Cappy was there, getting out of a white van a few spaces down from Barakat's car. Barakat stiffened: Had Cappy told Lyle Mack about their discussion that morning, and Lyle sent Cappy to resolve the problem? There was nobody else in the ramp; they were alone in the dark.
Barakat said, "You know, you're parked in a physician's space. That's a good way to get noticed."
Cappy came slouching up. "Don't worry, I'm not here to hit ya." And he grinned: "That's what you were thinking about, weren't you?"
Barakat bit back a direct answer. "What's that weak cigarette you're smoking? It smells like a sewage-plant fire."
Cappy looked at his cigarette: "Just a Camel."
"Give me that," Barakat said. He took the cigarette, dropped it on the ramp, ground it out with his foot. "Try one of these." He shook out a Gauloise. "Smuggled in from Canada," he said. The relief was surging through him like a flood tide.
He held his lighter and Cappy took a drag: "Holy shit."
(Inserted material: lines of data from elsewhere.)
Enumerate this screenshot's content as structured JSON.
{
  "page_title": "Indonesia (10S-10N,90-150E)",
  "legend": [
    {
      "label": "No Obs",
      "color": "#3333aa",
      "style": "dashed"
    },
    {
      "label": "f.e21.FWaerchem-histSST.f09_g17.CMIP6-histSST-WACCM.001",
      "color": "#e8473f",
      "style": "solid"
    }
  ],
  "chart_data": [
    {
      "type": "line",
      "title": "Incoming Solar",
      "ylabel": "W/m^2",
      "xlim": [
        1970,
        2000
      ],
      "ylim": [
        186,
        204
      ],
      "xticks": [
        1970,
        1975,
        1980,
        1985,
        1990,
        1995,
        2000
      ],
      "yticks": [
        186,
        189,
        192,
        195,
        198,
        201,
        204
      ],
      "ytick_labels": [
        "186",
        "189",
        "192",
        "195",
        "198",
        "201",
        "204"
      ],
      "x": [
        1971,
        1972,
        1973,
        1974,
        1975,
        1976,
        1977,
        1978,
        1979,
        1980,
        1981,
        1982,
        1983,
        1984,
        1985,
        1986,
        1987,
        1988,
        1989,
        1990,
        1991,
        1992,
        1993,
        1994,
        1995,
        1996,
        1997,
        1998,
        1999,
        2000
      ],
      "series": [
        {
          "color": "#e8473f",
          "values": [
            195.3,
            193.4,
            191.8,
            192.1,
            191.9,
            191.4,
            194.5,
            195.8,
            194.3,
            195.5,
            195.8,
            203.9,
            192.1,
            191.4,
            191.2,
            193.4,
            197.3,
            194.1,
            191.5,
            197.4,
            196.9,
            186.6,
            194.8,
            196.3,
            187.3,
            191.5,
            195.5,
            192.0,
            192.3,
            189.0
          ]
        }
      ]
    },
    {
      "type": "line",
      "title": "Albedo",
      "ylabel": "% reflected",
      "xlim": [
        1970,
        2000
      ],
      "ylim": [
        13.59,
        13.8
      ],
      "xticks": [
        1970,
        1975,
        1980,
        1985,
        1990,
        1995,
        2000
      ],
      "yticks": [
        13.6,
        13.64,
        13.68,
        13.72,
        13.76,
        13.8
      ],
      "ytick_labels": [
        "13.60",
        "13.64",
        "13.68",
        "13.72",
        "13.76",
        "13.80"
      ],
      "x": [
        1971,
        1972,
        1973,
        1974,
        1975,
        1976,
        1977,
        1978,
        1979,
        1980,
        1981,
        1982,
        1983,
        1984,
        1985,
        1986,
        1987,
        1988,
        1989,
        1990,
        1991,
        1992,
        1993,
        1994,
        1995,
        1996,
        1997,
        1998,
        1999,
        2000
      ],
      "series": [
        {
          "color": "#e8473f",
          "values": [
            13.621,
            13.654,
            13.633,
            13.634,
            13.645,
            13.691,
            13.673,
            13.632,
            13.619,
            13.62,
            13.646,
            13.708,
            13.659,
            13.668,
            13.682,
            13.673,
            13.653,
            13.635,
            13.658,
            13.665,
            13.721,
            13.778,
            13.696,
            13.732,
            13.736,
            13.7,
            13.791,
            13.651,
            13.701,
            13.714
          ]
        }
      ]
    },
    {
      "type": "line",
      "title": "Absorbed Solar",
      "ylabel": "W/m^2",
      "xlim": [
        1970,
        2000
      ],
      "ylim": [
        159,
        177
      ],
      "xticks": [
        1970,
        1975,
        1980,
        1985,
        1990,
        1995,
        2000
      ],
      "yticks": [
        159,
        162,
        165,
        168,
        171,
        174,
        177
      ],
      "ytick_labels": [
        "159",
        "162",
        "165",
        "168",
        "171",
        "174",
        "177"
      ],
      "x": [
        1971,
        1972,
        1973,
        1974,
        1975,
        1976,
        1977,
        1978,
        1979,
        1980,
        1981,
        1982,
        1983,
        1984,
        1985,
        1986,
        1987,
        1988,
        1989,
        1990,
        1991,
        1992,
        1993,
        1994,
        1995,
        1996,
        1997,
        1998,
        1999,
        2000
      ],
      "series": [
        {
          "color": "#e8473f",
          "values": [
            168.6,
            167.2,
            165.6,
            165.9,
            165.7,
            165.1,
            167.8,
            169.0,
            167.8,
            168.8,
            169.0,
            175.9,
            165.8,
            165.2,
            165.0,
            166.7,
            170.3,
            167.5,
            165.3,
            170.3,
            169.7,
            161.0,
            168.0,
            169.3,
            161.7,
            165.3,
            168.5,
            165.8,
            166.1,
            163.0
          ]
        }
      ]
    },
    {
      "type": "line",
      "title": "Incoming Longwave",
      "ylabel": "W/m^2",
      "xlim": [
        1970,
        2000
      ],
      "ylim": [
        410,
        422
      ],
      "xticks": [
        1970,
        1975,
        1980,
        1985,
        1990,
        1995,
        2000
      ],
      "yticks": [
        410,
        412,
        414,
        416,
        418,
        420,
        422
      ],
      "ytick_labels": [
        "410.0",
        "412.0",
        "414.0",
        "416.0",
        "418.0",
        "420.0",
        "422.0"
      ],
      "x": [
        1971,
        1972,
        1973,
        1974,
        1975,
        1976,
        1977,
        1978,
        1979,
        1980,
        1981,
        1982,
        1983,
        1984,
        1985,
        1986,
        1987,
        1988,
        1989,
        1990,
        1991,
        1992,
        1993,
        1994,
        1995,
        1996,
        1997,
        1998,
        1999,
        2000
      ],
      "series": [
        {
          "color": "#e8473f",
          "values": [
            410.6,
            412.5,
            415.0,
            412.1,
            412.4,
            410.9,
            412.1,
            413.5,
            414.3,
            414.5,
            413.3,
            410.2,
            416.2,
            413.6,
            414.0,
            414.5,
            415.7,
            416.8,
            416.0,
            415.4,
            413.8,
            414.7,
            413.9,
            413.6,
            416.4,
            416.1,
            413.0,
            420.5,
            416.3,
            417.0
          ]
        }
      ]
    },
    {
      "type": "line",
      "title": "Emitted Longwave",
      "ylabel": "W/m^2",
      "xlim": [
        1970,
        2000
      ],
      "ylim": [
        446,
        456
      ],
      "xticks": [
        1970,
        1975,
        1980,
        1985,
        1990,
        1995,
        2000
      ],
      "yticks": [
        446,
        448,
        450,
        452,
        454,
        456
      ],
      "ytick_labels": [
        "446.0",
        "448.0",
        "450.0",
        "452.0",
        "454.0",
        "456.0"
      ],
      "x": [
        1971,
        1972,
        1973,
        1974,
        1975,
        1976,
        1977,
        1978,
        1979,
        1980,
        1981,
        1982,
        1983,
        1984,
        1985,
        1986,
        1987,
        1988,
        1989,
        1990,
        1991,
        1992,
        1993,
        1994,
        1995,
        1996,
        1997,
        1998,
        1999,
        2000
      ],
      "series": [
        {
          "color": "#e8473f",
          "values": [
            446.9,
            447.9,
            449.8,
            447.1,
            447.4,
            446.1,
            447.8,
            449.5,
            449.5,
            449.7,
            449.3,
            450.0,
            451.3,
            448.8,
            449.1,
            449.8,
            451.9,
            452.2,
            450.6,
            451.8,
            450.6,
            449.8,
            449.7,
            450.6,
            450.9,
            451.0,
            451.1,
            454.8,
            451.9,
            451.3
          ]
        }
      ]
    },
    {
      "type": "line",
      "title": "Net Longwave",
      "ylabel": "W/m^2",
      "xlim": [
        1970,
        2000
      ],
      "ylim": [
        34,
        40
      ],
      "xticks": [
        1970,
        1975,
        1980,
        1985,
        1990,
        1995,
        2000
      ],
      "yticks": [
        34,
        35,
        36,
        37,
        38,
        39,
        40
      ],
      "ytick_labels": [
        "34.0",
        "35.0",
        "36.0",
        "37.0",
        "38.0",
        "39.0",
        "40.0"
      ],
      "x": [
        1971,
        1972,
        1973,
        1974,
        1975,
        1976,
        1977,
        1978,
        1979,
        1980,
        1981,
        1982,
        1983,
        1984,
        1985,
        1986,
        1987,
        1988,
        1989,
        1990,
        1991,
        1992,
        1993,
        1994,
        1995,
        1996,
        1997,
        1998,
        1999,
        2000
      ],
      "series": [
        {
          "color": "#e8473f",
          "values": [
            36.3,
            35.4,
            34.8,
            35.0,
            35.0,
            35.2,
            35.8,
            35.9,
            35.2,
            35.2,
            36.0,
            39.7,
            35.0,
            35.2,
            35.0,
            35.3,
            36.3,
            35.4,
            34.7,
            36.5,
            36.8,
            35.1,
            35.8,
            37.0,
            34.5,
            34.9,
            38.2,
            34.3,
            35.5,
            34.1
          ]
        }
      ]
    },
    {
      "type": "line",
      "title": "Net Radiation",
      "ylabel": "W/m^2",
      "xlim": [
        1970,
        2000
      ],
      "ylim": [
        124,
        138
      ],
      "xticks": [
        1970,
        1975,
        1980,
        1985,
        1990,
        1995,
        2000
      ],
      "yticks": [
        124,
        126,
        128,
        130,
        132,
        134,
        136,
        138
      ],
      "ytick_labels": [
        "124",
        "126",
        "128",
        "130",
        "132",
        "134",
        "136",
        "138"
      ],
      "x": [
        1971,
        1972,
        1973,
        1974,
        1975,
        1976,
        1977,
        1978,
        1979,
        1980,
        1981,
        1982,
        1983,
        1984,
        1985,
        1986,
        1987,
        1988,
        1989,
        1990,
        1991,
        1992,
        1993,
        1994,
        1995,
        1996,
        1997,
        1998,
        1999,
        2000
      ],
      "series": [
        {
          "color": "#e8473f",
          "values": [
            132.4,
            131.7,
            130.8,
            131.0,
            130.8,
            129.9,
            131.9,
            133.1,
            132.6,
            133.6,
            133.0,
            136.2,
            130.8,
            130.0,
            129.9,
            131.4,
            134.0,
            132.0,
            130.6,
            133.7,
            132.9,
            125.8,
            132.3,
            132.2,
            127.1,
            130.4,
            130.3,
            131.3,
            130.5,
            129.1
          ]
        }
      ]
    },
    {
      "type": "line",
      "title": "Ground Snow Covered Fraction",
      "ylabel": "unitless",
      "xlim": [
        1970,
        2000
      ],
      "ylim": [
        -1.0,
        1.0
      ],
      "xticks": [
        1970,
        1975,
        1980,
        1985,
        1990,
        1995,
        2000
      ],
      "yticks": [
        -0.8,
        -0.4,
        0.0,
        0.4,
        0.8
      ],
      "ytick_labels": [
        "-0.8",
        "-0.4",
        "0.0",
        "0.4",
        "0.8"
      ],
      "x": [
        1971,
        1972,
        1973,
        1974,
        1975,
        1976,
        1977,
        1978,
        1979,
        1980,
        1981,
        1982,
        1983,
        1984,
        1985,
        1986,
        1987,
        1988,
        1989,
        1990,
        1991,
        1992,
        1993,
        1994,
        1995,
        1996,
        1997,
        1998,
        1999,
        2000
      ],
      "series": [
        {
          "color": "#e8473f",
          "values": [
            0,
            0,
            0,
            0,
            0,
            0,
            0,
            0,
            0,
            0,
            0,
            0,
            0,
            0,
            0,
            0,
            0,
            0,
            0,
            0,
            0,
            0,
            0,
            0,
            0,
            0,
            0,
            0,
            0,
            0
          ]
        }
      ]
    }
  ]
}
"So did you see her?" Barakat asked.
"Yes, I did. I even followed her home," Cappy said. He let the harsh smoke drift out through his nostrils: better than a hit of NyQuil. "She's got three bodyguards, at least, and they've got shotguns and I suppose their pistols and all. If I'm going to do her, I'll have to figure something out."
"Listen to me, Caprice. You must be maximum careful," Barakat said. "I agree, it may be necessary, for your own satisfaction. This is what men sometimes have to do."
"She sorta punked me," Cappy said.
"This is what I am saying." Barakat paused, then said, "I need something to eat. There's a diner in St. Paul, we could talk."
Cappy said, "Sure." He took a drag on the Gauloise. "Give me another one of those, hey?"